The “321 Cafe” across from the Public Safety Building (a/k/a the “cop shop”). A fresh Gai’s Bakery French loaf with perfect rare roast beef -piled high, thinly sliced onion, a bit of lettuce, ‘maters, and a schmear of mayo. Hard to beat that while thumbing through MIR reports (miscellaneous incident reports) in the press room. While trading jabs with the dicks who came by for the fresher coffee and cuter office help. (Oh Jesus, can I even write this anymore without the threat of jail time or Correctness terrorism?)
King’s Cafe was different.
I’d usually just have a bowl of soup. Not just ANY soup. The “Lunch Special won ton soup” and a big bowl of Hong Kong Beef Noodles.
The waiter (Greg something) was always there with occasional things to talk about. But mainly lightning-fast service.
This past week a strange craving came over me for the won ton soup.
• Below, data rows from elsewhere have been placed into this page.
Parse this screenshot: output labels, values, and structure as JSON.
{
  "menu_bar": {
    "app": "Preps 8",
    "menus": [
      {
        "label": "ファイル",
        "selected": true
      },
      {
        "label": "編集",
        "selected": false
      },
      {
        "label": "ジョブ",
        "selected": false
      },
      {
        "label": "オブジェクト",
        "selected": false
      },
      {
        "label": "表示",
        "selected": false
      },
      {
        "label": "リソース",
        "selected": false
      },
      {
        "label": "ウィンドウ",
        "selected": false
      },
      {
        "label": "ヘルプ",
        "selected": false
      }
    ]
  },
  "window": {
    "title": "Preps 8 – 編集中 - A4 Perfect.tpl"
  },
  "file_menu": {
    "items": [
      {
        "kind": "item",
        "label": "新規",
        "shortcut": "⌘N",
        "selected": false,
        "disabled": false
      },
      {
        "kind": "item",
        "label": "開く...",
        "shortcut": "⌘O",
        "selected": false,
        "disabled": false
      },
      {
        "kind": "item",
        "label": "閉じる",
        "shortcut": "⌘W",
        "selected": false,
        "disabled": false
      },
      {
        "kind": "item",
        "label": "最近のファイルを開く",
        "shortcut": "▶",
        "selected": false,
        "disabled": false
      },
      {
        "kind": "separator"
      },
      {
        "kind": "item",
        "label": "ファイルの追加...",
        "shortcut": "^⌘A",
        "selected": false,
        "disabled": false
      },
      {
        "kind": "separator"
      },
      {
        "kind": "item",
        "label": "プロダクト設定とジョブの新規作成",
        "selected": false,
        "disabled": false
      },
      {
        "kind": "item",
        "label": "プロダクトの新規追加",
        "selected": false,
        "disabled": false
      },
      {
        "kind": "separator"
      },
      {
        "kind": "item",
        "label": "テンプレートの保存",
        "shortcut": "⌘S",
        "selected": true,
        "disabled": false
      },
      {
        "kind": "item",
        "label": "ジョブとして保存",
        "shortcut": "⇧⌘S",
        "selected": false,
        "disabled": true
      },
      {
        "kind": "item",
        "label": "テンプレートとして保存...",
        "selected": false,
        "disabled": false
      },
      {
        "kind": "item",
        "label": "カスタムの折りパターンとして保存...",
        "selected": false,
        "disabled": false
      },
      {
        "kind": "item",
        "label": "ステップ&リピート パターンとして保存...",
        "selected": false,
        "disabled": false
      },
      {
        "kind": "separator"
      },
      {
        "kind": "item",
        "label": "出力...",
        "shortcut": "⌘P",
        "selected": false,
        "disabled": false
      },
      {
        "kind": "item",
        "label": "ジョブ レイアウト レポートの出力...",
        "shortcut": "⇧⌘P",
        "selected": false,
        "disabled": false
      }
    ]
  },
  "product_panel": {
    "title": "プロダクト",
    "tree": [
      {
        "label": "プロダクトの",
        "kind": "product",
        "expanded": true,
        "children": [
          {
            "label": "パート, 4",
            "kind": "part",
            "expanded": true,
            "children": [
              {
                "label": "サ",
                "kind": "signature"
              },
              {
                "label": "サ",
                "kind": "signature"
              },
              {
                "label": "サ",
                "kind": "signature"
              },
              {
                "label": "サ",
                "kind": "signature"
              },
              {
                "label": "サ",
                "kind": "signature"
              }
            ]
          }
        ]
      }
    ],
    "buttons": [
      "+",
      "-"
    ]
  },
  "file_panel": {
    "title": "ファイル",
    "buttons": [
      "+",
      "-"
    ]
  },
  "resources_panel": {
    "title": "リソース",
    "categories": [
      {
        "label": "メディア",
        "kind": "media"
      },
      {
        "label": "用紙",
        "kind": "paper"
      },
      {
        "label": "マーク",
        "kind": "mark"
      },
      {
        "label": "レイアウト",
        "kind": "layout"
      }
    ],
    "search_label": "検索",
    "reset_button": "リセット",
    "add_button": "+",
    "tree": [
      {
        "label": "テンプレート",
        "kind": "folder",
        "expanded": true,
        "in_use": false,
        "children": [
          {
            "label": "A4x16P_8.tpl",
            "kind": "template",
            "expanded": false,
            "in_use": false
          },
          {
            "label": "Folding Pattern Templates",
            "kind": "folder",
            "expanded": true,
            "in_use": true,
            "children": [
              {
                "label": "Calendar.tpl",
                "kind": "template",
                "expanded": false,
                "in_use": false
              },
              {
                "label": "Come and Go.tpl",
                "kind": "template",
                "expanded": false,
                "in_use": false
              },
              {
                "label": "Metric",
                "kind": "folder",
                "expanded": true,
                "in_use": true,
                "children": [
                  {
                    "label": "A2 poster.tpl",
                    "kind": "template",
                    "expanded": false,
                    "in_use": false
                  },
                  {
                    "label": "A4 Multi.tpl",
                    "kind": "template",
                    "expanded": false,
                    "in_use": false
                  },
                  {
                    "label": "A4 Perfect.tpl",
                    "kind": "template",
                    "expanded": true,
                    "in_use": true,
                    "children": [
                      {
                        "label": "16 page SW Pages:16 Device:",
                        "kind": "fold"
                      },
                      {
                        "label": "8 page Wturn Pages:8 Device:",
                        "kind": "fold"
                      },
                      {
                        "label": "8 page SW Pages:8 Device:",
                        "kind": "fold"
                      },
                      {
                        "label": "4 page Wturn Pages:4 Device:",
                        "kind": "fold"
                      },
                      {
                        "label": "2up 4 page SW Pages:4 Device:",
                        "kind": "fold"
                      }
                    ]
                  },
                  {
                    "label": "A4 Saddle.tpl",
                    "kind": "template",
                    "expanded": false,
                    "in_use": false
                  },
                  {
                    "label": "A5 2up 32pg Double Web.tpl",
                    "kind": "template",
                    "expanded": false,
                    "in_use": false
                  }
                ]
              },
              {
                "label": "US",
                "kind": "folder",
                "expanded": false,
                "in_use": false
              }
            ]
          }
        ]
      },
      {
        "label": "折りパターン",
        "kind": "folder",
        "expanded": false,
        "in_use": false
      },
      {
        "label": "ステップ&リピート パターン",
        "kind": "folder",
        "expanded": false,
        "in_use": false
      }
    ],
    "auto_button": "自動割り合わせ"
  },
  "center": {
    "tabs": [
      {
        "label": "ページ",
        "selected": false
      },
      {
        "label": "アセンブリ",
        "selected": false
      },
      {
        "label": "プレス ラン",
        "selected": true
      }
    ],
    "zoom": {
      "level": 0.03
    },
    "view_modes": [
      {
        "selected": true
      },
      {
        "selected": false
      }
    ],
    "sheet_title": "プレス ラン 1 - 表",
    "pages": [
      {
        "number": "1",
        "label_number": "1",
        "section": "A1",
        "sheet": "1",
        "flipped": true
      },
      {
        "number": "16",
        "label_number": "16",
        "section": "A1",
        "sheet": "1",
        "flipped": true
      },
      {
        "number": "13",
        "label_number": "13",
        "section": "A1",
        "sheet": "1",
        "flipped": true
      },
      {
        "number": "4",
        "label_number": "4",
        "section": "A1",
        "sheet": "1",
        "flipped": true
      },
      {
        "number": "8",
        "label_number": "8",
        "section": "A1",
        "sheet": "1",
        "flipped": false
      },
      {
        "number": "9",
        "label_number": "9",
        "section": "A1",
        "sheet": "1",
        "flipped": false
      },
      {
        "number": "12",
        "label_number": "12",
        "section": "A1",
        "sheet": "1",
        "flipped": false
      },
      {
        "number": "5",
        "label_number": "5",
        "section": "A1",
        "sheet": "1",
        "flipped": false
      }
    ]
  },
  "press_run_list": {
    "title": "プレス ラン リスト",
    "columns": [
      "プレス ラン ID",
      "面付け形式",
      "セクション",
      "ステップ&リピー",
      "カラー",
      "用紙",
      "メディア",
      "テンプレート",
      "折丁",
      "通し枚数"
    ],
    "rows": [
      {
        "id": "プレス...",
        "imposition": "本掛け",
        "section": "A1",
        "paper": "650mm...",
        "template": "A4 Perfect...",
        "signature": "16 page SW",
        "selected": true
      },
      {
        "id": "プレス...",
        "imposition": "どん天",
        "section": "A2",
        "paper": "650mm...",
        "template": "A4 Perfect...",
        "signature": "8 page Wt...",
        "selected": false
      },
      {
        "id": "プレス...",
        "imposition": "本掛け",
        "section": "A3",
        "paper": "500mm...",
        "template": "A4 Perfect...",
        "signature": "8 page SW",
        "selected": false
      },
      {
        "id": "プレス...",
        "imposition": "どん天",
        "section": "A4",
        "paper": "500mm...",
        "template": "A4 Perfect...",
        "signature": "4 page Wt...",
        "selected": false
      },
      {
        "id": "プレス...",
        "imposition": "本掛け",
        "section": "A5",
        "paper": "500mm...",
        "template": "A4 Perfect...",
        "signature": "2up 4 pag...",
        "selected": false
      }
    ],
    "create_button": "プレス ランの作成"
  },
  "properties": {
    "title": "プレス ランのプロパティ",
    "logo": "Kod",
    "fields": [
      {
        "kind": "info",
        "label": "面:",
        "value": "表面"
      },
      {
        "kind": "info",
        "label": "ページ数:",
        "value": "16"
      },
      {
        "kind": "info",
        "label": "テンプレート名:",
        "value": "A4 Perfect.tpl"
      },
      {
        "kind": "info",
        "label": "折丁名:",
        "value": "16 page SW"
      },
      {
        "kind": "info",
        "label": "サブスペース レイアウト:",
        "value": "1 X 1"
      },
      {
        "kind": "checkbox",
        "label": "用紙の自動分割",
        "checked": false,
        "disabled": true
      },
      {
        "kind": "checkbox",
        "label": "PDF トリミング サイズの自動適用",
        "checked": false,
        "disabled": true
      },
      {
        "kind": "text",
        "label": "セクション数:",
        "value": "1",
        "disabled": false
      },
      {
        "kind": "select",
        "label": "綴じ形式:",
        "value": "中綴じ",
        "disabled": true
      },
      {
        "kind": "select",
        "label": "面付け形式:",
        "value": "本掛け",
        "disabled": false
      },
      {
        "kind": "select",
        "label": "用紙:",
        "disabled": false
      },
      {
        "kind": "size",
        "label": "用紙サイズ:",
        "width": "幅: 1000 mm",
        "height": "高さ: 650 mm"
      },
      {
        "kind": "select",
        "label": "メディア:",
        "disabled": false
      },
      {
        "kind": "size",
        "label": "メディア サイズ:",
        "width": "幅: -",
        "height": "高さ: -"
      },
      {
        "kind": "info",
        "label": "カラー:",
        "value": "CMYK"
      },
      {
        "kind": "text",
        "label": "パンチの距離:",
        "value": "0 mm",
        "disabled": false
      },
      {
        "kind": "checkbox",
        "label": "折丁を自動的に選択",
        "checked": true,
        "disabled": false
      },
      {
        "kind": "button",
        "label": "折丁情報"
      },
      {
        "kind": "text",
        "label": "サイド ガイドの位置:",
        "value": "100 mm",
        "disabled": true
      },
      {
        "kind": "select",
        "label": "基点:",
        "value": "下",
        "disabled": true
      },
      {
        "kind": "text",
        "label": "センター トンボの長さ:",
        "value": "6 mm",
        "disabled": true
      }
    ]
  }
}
Finally – 50-years after the fact – I’ve come up with an almost taste-alike that can be built almost anywhere.
Goes like this:
One package Lipton Chicken Noodle soup. The kind where you dump the mix into 3 cups of boiling water. Except for this, use 3 1/2 cups. Hard rolling boil.
Into this, put in a full cup (or more) of freshly chopped Bok Choi. Chinese cabbage will work, but not nearly as well. The overtones of the bok choi matter hugely.
Also have ready 3-4 precooked link sausage. Not the maple flavored, though. Just regular. Sliced into 1/8th to 1/4-inch chunks.
Now comes the magic: About 3/4ths of a tablespoon of hoisin sauce. And while you’re at it, a half teaspoon of soy (or Tamari – which is gluten-free soy) sauce. A splash of mirin (Japanese cooking wine).
Then – importantly – a half teaspoon of oyster sauce.
A heavy half cup of very thinly sliced fresh mushrooms, too. Tiniest shake of cayenne you can manage is optional. Another option is a handful of (thawed) tiny frozen salad shrimp (cleaned and deveined).
Boil it all for about 5-minutes. Then turn off heat and adjust the seasoning. I usually end up with closer to a teaspoon of hoisin being used and a similar size oyster sauce dollop. Occasionally, three drops of fresh ginger juice, too.
Wait 5 to 7 minutes to cool just a bit.
What you get for all this, dialed into your own (now burned) tongue, will be a somewhat close approximation of the flavor of the King’s Cafe soup.
Served with a half-pound of Chinese BBQ pork, there is nothing finer for a winter hot lunch. If it’s an accompaniment to something else, then 4-5 slices of REAL BBQ pork go into the soup.
The tooth of this, is nowhere near original, though. See, the sausage and the shrimp were rolled up in the won ton wrappers. This just gets you in the ballpark of the taste.
With a three-day weekend coming up, we like to spend a bit more focus than usual on food around here, and what fun is a holiday if you can’t eat, drink, and be merry?
A small (half liter) of Ozeki hot sake is a good pairing. But don’t expect to drive (or get much else done) for the rest of the afternoon, though.
Now it’s time to go add ingredients to the Thursday shopping run. You’ll want that chore done in advance of Friday when the smart people stock up, and before Saturday when the planning-impaired are out.